For their pièce de résistance, the team injected their MSC-containing microgels into mice along with transplanted bone marrow, half of which was immune-compatible with the recipient mouse and half of which was allogeneic, or an immune mismatch. Mice that received encapsulated MSCs had more than double the fraction of allogeneic bone marrow cells in their marrow and blood after nine days compared with mice that did not receive MSCs. Encapsulated MSCs also led to a greater degree of engraftment of the allogeneic cells into the host bone marrow compared to bare MSCs.

“One of the strong points of this work is that it uses a completely non-genetic approach to dramatically increase cell survival in transplant contexts, where it’s sorely needed,” said Mooney. “This technology nicely complements genetic engineering approaches, and in fact could be more efficient than attempting to directly modify immune cells themselves.”

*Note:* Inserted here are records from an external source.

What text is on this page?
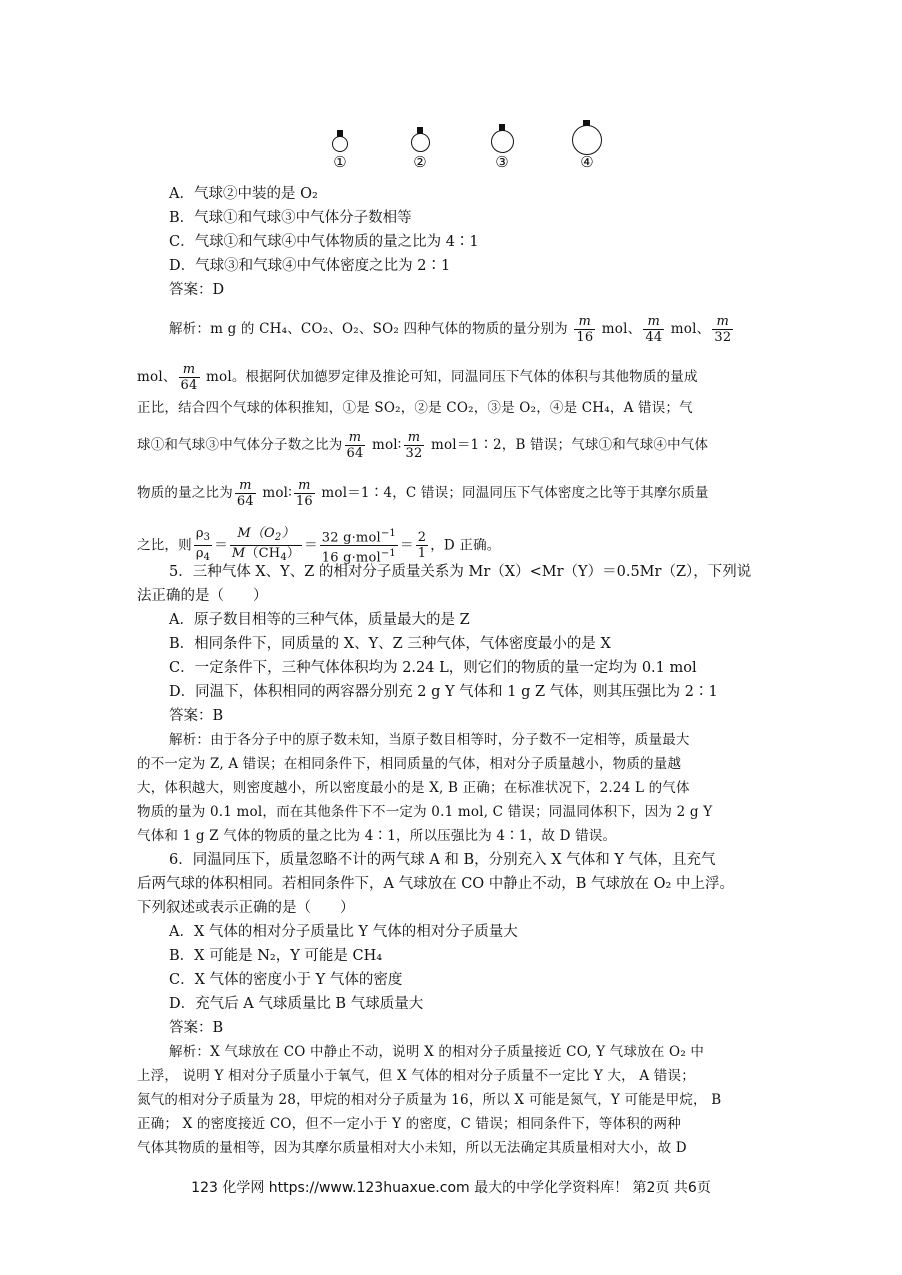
①	②	③	④
A．气球②中装的是 O₂
B．气球①和气球③中气体分子数相等
C．气球①和气球④中气体物质的量之比为 4∶1
D．气球③和气球④中气体密度之比为 2∶1
答案：D
解析：m g 的 CH₄、CO₂、O₂、SO₂ 四种气体的物质的量分别为 $\frac{m}{16}$ mol、 $\frac{m}{44}$ mol、 $\frac{m}{32}$
mol、 $\frac{m}{64}$ mol。根据阿伏加德罗定律及推论可知，同温同压下气体的体积与其他物质的量成
正比，结合四个气球的体积推知，①是 SO₂，②是 CO₂，③是 O₂，④是 CH₄，A 错误；气
球①和气球③中气体分子数之比为 $\frac{m}{64}$ mol∶ $\frac{m}{32}$ mol＝1∶2，B 错误；气球①和气球④中气体
物质的量之比为 $\frac{m}{64}$ mol∶ $\frac{m}{16}$ mol＝1∶4，C 错误；同温同压下气体密度之比等于其摩尔质量
之比，则 $\frac{\rho_3}{\rho_4} = \frac{M(O_2)}{M(CH_4)} = \frac{32 g\cdot mol^{-1}}{16 g\cdot mol^{-1}} = \frac{2}{1}$ ，D 正确。
5．三种气体 X、Y、Z 的相对分子质量关系为 Mr（X）<Mr（Y）＝0.5Mr（Z），下列说
法正确的是（　　）
A．原子数目相等的三种气体，质量最大的是 Z
B．相同条件下，同质量的 X、Y、Z 三种气体，气体密度最小的是 X
C．一定条件下，三种气体体积均为 2.24 L，则它们的物质的量一定均为 0.1 mol
D．同温下，体积相同的两容器分别充 2 g Y 气体和 1 g Z 气体，则其压强比为 2∶1
答案：B
解析：由于各分子中的原子数未知，当原子数目相等时，分子数不一定相等，质量最大
的不一定为 Z, A 错误；在相同条件下，相同质量的气体，相对分子质量越小，物质的量越
大，体积越大，则密度越小，所以密度最小的是 X, B 正确；在标准状况下，2.24 L 的气体
物质的量为 0.1 mol，而在其他条件下不一定为 0.1 mol, C 错误；同温同体积下，因为 2 g Y
气体和 1 g Z 气体的物质的量之比为 4∶1，所以压强比为 4∶1，故 D 错误。
6．同温同压下，质量忽略不计的两气球 A 和 B，分别充入 X 气体和 Y 气体，且充气
后两气球的体积相同。若相同条件下，A 气球放在 CO 中静止不动，B 气球放在 O₂ 中上浮。
下列叙述或表示正确的是（　　）
A．X 气体的相对分子质量比 Y 气体的相对分子质量大
B．X 可能是 N₂，Y 可能是 CH₄
C．X 气体的密度小于 Y 气体的密度
D．充气后 A 气球质量比 B 气球质量大
答案：B
解析：X 气球放在 CO 中静止不动，说明 X 的相对分子质量接近 CO, Y 气球放在 O₂ 中
上浮， 说明 Y 相对分子质量小于氧气，但 X 气体的相对分子质量不一定比 Y 大， A 错误；
氮气的相对分子质量为 28，甲烷的相对分子质量为 16，所以 X 可能是氮气，Y 可能是甲烷， B
正确； X 的密度接近 CO，但不一定小于 Y 的密度，C 错误；相同条件下，等体积的两种
气体其物质的量相等，因为其摩尔质量相对大小未知，所以无法确定其质量相对大小，故 D
123 化学网 https://www.123huaxue.com 最大的中学化学资料库！ 第2页 共6页
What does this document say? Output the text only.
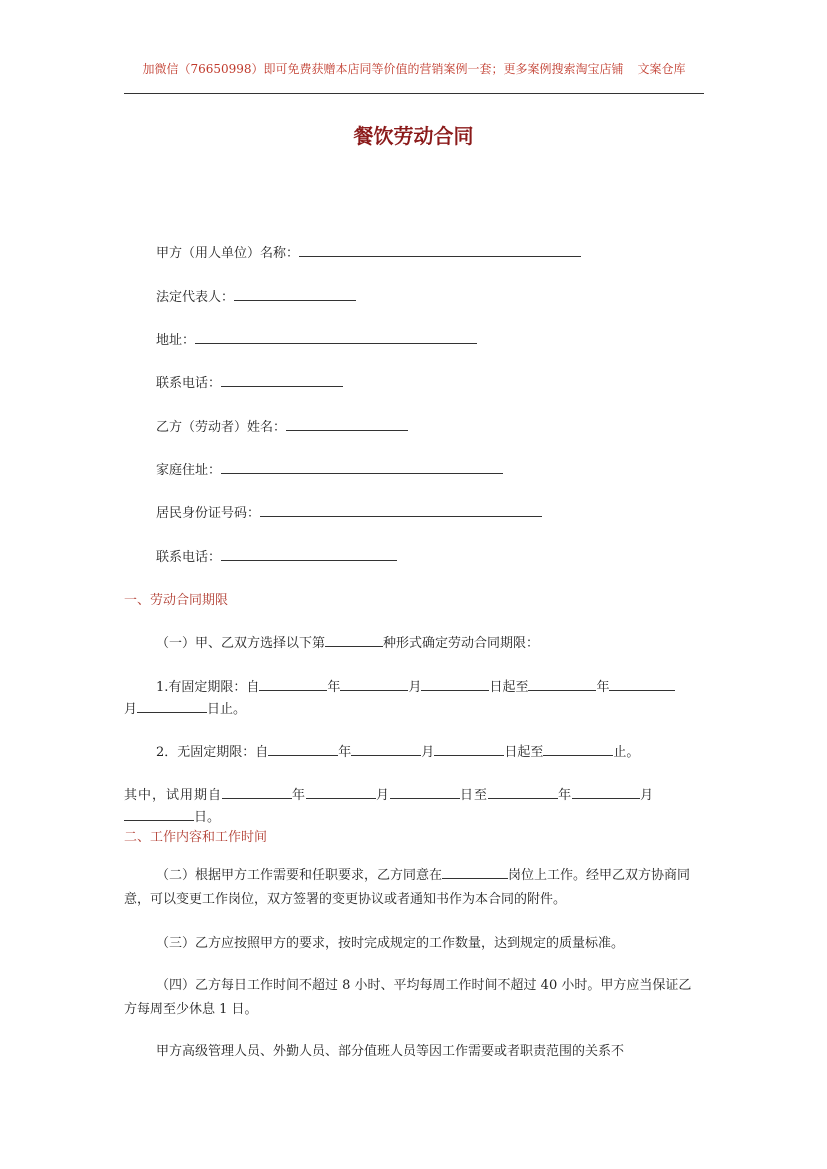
加微信（76650998）即可免费获赠本店同等价值的营销案例一套；更多案例搜索淘宝店铺 文案仓库
餐饮劳动合同
甲方（用人单位）名称：
法定代表人：
地址：
联系电话：
乙方（劳动者）姓名：
家庭住址：
居民身份证号码：
联系电话：
一、劳动合同期限
（一）甲、乙双方选择以下第	种形式确定劳动合同期限：
1.有固定期限：自	年	月	日起至	年
月	日止。
2．无固定期限：自	年	月	日起至	止。
其中，试用期自	年	月	日至	年	月
日。
二、工作内容和工作时间
（二）根据甲方工作需要和任职要求，乙方同意在	岗位上工作。经甲乙双方协商同意，可以变更工作岗位，双方签署的变更协议或者通知书作为本合同的附件。
（三）乙方应按照甲方的要求，按时完成规定的工作数量，达到规定的质量标准。
（四）乙方每日工作时间不超过 8 小时、平均每周工作时间不超过 40 小时。甲方应当保证乙方每周至少休息 1 日。
甲方高级管理人员、外勤人员、部分值班人员等因工作需要或者职责范围的关系不
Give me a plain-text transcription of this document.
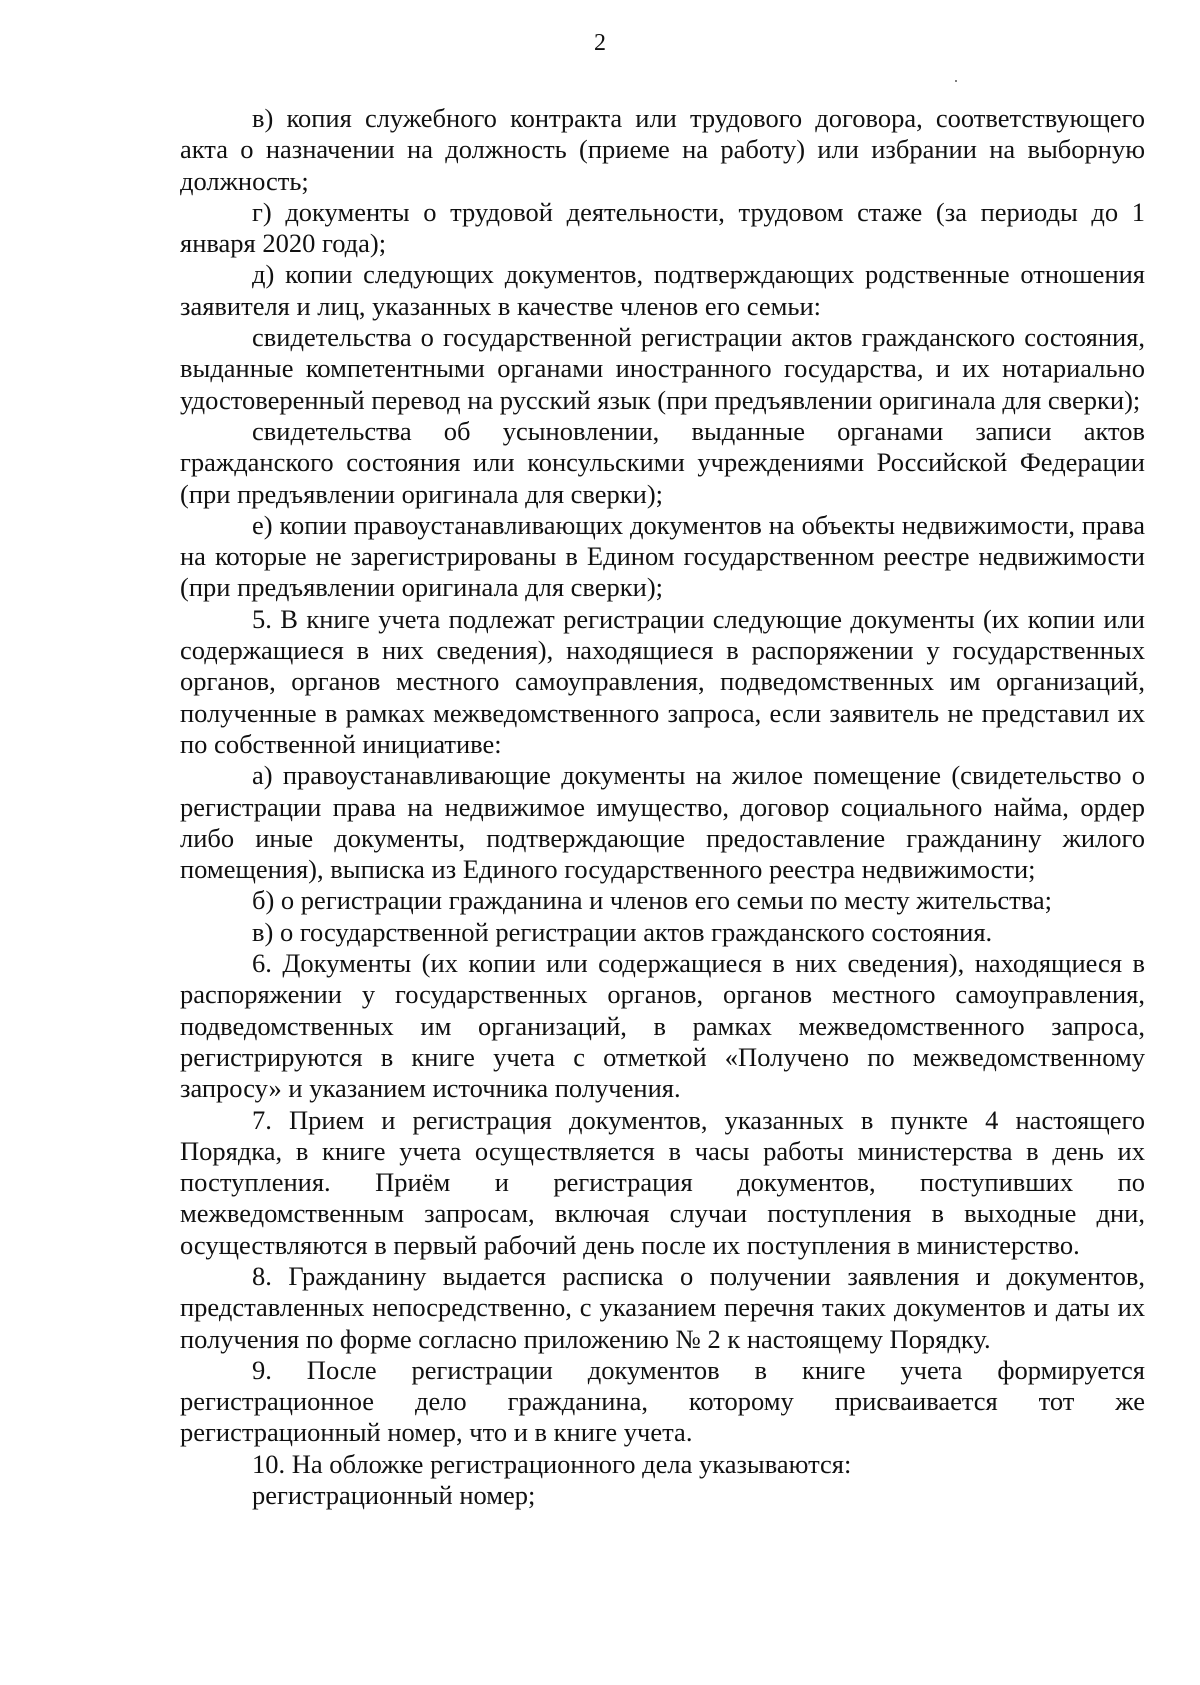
2

в) копия служебного контракта или трудового договора, соответствующего акта о назначении на должность (приеме на работу) или избрании на выборную должность;

г) документы о трудовой деятельности, трудовом стаже (за периоды до 1 января 2020 года);

д) копии следующих документов, подтверждающих родственные отношения заявителя и лиц, указанных в качестве членов его семьи:

свидетельства о государственной регистрации актов гражданского состояния, выданные компетентными органами иностранного государства, и их нотариально удостоверенный перевод на русский язык (при предъявлении оригинала для сверки);

свидетельства об усыновлении, выданные органами записи актов гражданского состояния или консульскими учреждениями Российской Федерации (при предъявлении оригинала для сверки);

е) копии правоустанавливающих документов на объекты недвижимости, права на которые не зарегистрированы в Едином государственном реестре недвижимости (при предъявлении оригинала для сверки);

5. В книге учета подлежат регистрации следующие документы (их копии или содержащиеся в них сведения), находящиеся в распоряжении у государственных органов, органов местного самоуправления, подведомственных им организаций, полученные в рамках межведомственного запроса, если заявитель не представил их по собственной инициативе:

а) правоустанавливающие документы на жилое помещение (свидетельство о регистрации права на недвижимое имущество, договор социального найма, ордер либо иные документы, подтверждающие предоставление гражданину жилого помещения), выписка из Единого государственного реестра недвижимости;

б) о регистрации гражданина и членов его семьи по месту жительства;

в) о государственной регистрации актов гражданского состояния.

6. Документы (их копии или содержащиеся в них сведения), находящиеся в распоряжении у государственных органов, органов местного самоуправления, подведомственных им организаций, в рамках межведомственного запроса, регистрируются в книге учета с отметкой «Получено по межведомственному запросу» и указанием источника получения.

7. Прием и регистрация документов, указанных в пункте 4 настоящего Порядка, в книге учета осуществляется в часы работы министерства в день их поступления. Приём и регистрация документов, поступивших по межведомственным запросам, включая случаи поступления в выходные дни, осуществляются в первый рабочий день после их поступления в министерство.

8. Гражданину выдается расписка о получении заявления и документов, представленных непосредственно, с указанием перечня таких документов и даты их получения по форме согласно приложению № 2 к настоящему Порядку.

9. После регистрации документов в книге учета формируется регистрационное дело гражданина, которому присваивается тот же регистрационный номер, что и в книге учета.

10. На обложке регистрационного дела указываются:

регистрационный номер;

Additional authors of the paper include David Weitz, the Mallinckrodt Professor of Physics and Applied Physics at SEAS and Wyss Institute Core Faculty member; David Scadden, co-founder and co-director of the HSCI and the Harvard University Department of Stem Cell and Regenerative Biology; Wyss Institute postdoctoral fellows Berna Özkale Edelmann, Nisarg Shah, and Liyuan Zhang; graduate student Kyle Vining; former Harvard graduate student Tiphaine Descombes, Harvard graduate student Christina Tringides, and postdoctoral fellow Sing-Wan Wong and Assistant Professor Jae-Won, Ph.D., Shin from the University of Illinois at Chicago.

This research was supported by the National Institutes of Health.